Saturday, September 14, 2013

New paper finds climate models are unable to reproduce warming during the Holocene Climate Optimum

A new paper published in Climate of the Past finds that climate models are unable to reproduce the warming in East Asia during the Holocene Climate Optimum. According to the authors, "Much effort has been devoted to reconstructing the mid-Holocene climate over East Asia using a variety of proxy data, suggesting that China experienced warmer and wetter than present climate conditions as a whole during that time," however climate model "results are contrary to the warming reconstructed from multiple proxy data for the mid-Holocene." The paper adds to many other peer-reviewed publications demonstrating that climate models are unable to reproduce the Holocene Climate Optimum, Egyptian, Minoan, Roman, and Medieval Warming Periods, all of which were warmer than the present. Climate models are unable to reproduce the known climate of the past, much less the future. 

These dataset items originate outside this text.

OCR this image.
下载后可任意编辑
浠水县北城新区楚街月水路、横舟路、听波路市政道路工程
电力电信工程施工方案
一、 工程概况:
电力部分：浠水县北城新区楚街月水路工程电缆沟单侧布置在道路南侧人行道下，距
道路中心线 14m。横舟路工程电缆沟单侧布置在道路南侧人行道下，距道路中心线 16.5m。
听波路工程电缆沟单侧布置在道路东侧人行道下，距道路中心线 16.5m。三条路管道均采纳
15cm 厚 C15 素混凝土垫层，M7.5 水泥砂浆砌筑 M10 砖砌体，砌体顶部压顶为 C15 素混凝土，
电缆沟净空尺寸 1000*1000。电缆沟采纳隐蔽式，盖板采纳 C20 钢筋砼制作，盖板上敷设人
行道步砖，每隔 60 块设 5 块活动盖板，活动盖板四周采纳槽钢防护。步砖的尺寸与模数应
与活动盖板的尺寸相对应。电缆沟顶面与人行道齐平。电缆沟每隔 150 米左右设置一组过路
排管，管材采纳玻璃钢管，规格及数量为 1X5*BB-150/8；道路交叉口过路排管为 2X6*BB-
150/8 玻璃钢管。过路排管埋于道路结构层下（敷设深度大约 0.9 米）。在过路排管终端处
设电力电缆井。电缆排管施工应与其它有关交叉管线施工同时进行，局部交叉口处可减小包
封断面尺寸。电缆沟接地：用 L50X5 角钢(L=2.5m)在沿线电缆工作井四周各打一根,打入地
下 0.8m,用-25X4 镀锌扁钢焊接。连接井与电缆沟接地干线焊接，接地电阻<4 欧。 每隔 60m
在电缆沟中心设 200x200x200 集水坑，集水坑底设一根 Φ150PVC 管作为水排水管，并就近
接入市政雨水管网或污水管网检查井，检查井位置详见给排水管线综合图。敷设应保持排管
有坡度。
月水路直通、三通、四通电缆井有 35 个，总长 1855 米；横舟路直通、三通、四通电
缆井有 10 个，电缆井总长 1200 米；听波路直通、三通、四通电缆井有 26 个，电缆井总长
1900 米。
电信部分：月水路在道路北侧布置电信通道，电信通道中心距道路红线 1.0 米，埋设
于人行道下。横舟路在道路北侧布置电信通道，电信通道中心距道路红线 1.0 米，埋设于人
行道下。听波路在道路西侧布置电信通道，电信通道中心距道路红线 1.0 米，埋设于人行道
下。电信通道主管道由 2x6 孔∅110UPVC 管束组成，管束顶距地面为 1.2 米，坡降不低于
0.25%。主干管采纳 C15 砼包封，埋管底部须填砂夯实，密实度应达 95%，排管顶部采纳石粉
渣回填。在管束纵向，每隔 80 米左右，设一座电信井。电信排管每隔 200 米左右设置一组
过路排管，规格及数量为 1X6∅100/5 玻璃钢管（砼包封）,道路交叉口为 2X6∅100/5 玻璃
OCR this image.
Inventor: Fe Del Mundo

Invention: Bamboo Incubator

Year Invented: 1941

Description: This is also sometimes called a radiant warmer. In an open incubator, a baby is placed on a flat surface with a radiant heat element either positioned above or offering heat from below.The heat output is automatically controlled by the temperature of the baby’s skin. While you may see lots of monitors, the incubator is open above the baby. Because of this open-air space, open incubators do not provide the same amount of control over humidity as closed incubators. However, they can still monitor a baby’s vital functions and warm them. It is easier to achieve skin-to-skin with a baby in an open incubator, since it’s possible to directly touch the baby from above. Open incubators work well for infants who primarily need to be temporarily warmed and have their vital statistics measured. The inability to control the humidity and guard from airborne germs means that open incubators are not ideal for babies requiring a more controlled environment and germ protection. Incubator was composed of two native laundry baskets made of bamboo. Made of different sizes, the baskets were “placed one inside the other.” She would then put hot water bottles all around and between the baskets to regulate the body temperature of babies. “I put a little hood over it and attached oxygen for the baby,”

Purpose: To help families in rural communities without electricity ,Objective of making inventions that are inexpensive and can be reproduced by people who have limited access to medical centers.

Clim. Past, 9, 2153-2171, 2013
www.clim-past.net/9/2153/2013/
doi:10.5194/cp-9-2153-2013



Z. Tian1,2 and D. Jiang1,3,4
1Nansen–Zhu International Research Centre, Institute of Atmospheric Physics, Chinese Academy of Sciences, Beijing, China
2University of Chinese Academy of Sciences, Beijing, China
3Key Laboratory of Regional Climate–Environment Research for Temperate East Asia, Chinese Academy of Sciences, Beijing, China
4Climate Change Research Center, Chinese Academy of Sciences, Beijing, China

Abstract. Mid-Holocene ocean and vegetation feedbacks over East Asia are investigated by a set of numerical experiments performed with the version 4 of the Community Climate System Model (CCSM4). With reference to the pre-industrial period, most of the mid-Holocene annual and seasonal surface-air temperature and precipitation changes are found to result from a direct response of the atmosphere to insolation forcing, while dynamic ocean and vegetation modulate regional climate of East Asia to some extent. Because of its thermal inertia, the dynamic ocean induced an additional warming of 0.2 K for the annual mean, 0.5 K in winter (December–February), 0.0003 K in summer (June–August), and 1.0 K in autumn (September–November), but a cooling of 0.6 K in spring (March–May) averaged over China, and it counteracted (amplified) the direct effect of insolation forcing for the annual mean and in winter and autumn (spring) for that period. The dynamic vegetation had an area-average impact of no more than 0.4 K on the mid-Holocene annual and seasonal temperatures over China, with an average cooling of 0.2 K for the annual mean. On the other hand, ocean feedback induced a small increase of precipitation in winter (0.04 mm day−1) and autumn (0.05 mm day−1), but a reduction for the annual mean (0.14 mm day−1) and in spring (0.29 mm day−1) and summer (0.34 mm day−1) over China, while it also suppressed the East Asian summer monsoon rainfall. The effect of dynamic vegetation on the mid-Holocene annual and seasonal precipitation was comparatively small, ranging from −0.03 mm day−1 to 0.06 mm day−1 averaged over China. In comparison, the CCSM4 simulated annual and winter cooling over China agrees with simulations within the Paleoclimate Modeling Intercomparison Project (PMIP), but the results are contrary to the warming reconstructed from multiple proxy data for the mid-Holocene. Ocean feedback narrows this model–data mismatch, whereas vegetation feedback plays an opposite role but with a level of uncertainty.